Northern Prairie Wildlife Research Center
The origin and genetic relationships of the breeding pair have been the subject of conjecture. Many pairs are formed from individuals that have dispersed from different packs, met, and pair-bonded (Rothman and Mech, 1979). Additional ways in which a breeding pair can develop include (1) an unattached lone wolf replaces one of the breeding pair that had dispersed or died (Fritts and Mech, 1981; Mech and Hertel, 1983); (2) an offspring replaces one of the parents (Mech, 1995; Mech and Hertel, 1983); (3) parents breed with offspring; and (4) siblings breed with each other. Incestuous matings between parent and offspring or siblings have been recorded in captive wolves (Medjo and Mech, 1976; Packard et al., 1983) and on Isle Royale, Michigan, where wolves have no other choice than to mate with close relatives because of a lack of immigration from the mainland (Wayne et al., 1991).

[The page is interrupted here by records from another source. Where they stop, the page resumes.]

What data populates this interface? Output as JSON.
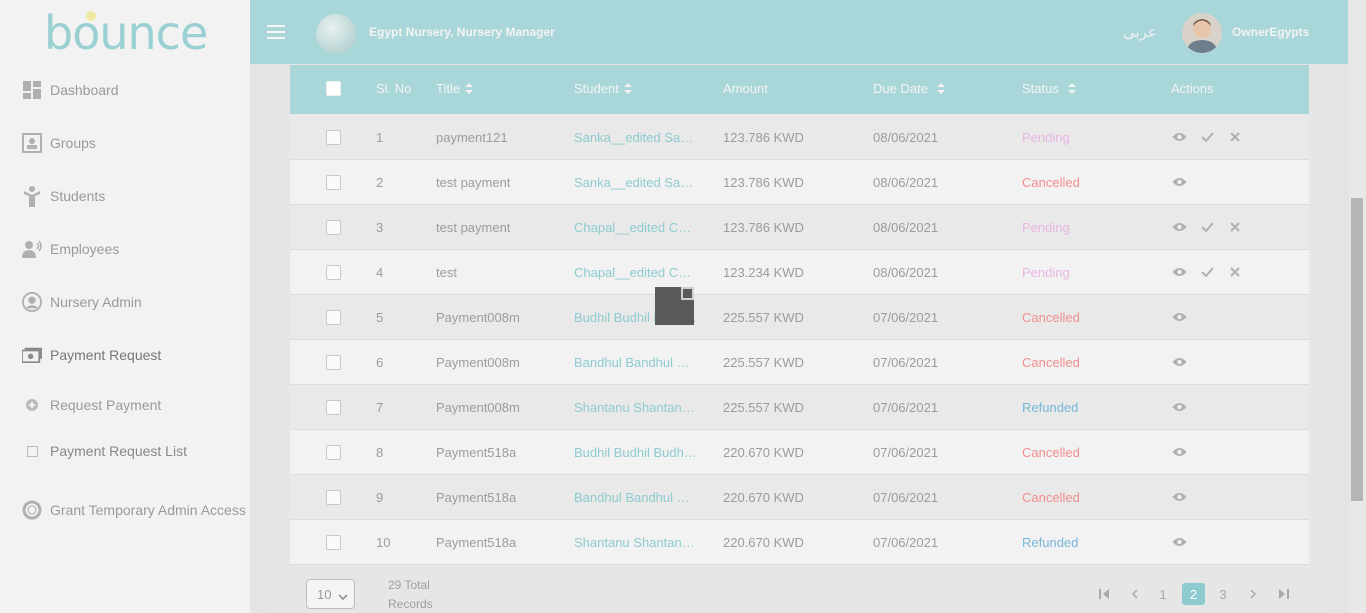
{
  "brand": {
    "logo_text": "bounce",
    "accent": "#a9d6d9"
  },
  "sidebar": {
    "items": [
      {
        "label": "Dashboard",
        "icon": "dashboard-icon"
      },
      {
        "label": "Groups",
        "icon": "groups-icon"
      },
      {
        "label": "Students",
        "icon": "student-icon"
      },
      {
        "label": "Employees",
        "icon": "employees-icon"
      },
      {
        "label": "Nursery Admin",
        "icon": "user-circle-icon"
      },
      {
        "label": "Payment Request",
        "icon": "money-icon"
      }
    ],
    "sub_items": [
      {
        "label": "Request Payment",
        "icon": "plus-circle-icon"
      },
      {
        "label": "Payment Request List",
        "icon": "square-icon"
      }
    ],
    "grant_label": "Grant Temporary Admin Access"
  },
  "header": {
    "org_title": "Egypt Nursery, Nursery Manager",
    "language": "عربي",
    "user_name": "OwnerEgypts"
  },
  "table": {
    "columns": [
      "Sl. No",
      "Title",
      "Student",
      "Amount",
      "Due Date",
      "Status",
      "Actions"
    ],
    "rows": [
      {
        "no": "1",
        "title": "payment121",
        "student": "Sanka__edited Sank...",
        "amount": "123.786 KWD",
        "due": "08/06/2021",
        "status": "Pending"
      },
      {
        "no": "2",
        "title": "test payment",
        "student": "Sanka__edited Sank...",
        "amount": "123.786 KWD",
        "due": "08/06/2021",
        "status": "Cancelled"
      },
      {
        "no": "3",
        "title": "test payment",
        "student": "Chapal__edited Cha...",
        "amount": "123.786 KWD",
        "due": "08/06/2021",
        "status": "Pending"
      },
      {
        "no": "4",
        "title": "test",
        "student": "Chapal__edited Cha...",
        "amount": "123.234 KWD",
        "due": "08/06/2021",
        "status": "Pending"
      },
      {
        "no": "5",
        "title": "Payment008m",
        "student": "Budhil Budhil Budhil ...",
        "amount": "225.557 KWD",
        "due": "07/06/2021",
        "status": "Cancelled"
      },
      {
        "no": "6",
        "title": "Payment008m",
        "student": "Bandhul Bandhul Ba...",
        "amount": "225.557 KWD",
        "due": "07/06/2021",
        "status": "Cancelled"
      },
      {
        "no": "7",
        "title": "Payment008m",
        "student": "Shantanu Shantanu ...",
        "amount": "225.557 KWD",
        "due": "07/06/2021",
        "status": "Refunded"
      },
      {
        "no": "8",
        "title": "Payment518a",
        "student": "Budhil Budhil Budhil ...",
        "amount": "220.670 KWD",
        "due": "07/06/2021",
        "status": "Cancelled"
      },
      {
        "no": "9",
        "title": "Payment518a",
        "student": "Bandhul Bandhul Ba...",
        "amount": "220.670 KWD",
        "due": "07/06/2021",
        "status": "Cancelled"
      },
      {
        "no": "10",
        "title": "Payment518a",
        "student": "Shantanu Shantanu ...",
        "amount": "220.670 KWD",
        "due": "07/06/2021",
        "status": "Refunded"
      }
    ]
  },
  "status_colors": {
    "Pending": "#e9b6e2",
    "Cancelled": "#f08f8f",
    "Refunded": "#78b6d8"
  },
  "footer": {
    "page_size": "10",
    "records_text": "29 Total Records",
    "pages": [
      "1",
      "2",
      "3"
    ],
    "current_page": "2"
  }
}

Although there has been some speculation, the frequency of incestuous matings in the wild is unknown. Haber (1977:246) believed that "there is a high degree of genetic isolation between unexploited wolf packs in the wild, that there is intense inbreeding and hence increased homozygosity within packs." Peterson et al. (1984), Shields (1983), and Theberge (1983) assumed that inbreeding was common in wolves, although they disagreed on its significance or the degree to which it would be detrimental. Mech (1987) held that the high frequency of wolf dispersal would help ensure a high level of outbreeding in wolf packs, but that occasional dispersal to nearby packs would result in some cousin-cousin matings. In captive wolves, incestuous mating can lead to inbreeding depression (Laikre and Ryman, 1991), but it does not always (U. S. Fish and Wildlife Service, 1982). In the wild, inbreeding can persist for decades without population extinction, although some researchers believe that it may be the reason small populations do not increase in size (Peterson and Page, 1988; Wayne et al., 1991).

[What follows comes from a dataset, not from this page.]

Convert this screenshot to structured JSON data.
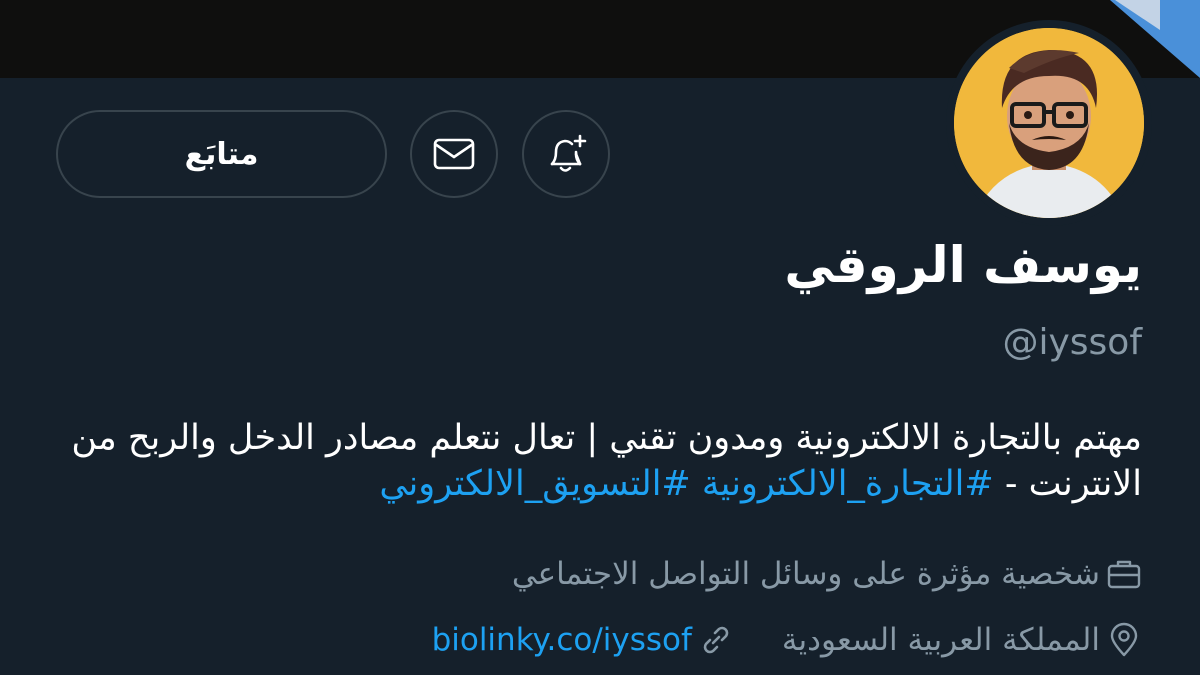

Nonreproductive, maturing wolves generally help provision and protect young (Haber, 1977; Mech, 1988; Murie, 1944) and as reproductive tenure in wolves is often short (Meier et al., 1995), helper wolves have a significant chance to reproduce, possibly within their natal pack. Therefore, because of the uncertainty about the origin of breeding wolf pairs and to better understand the role of inbreeding in wolf social behavior, we assessed the genetic relatedness of mated pairs in wolf populations whose mortality is minimally affected by humans. To do this, we used hypervariable simple repeat loci, or microsatellites (see reviews in Bruford and Wayne, 1993; Queller et al., 1993). Microsatellite loci have been used to assess paternity (e.g. Amos et al., 1995; Hagelberg et al., 1991; Morin et al., 1994; Schlotterer et al., 1992), to measure population differentiation (Paetkau and Strobeck, 1994; Roy et al., 1994) and to assess relatedness of individuals within social groups (Macdonald et al., 1994).
Because microsatellites are abundant in the mammalian genome, many loci can be surveyed and used to accurately measure relatedness (Chakraborty et al., 1988). In this study, we survey 20 microsatellite loci in two wolf populations and calculate relatedness between parents and offspring, among siblings and between mated pairs. We predicted that if avoidance of close inbreeding is an important constraint on wolf behavior, then incestuous matings should be uncommon and few mated pairs should be as closely related as parent and offspring or siblings.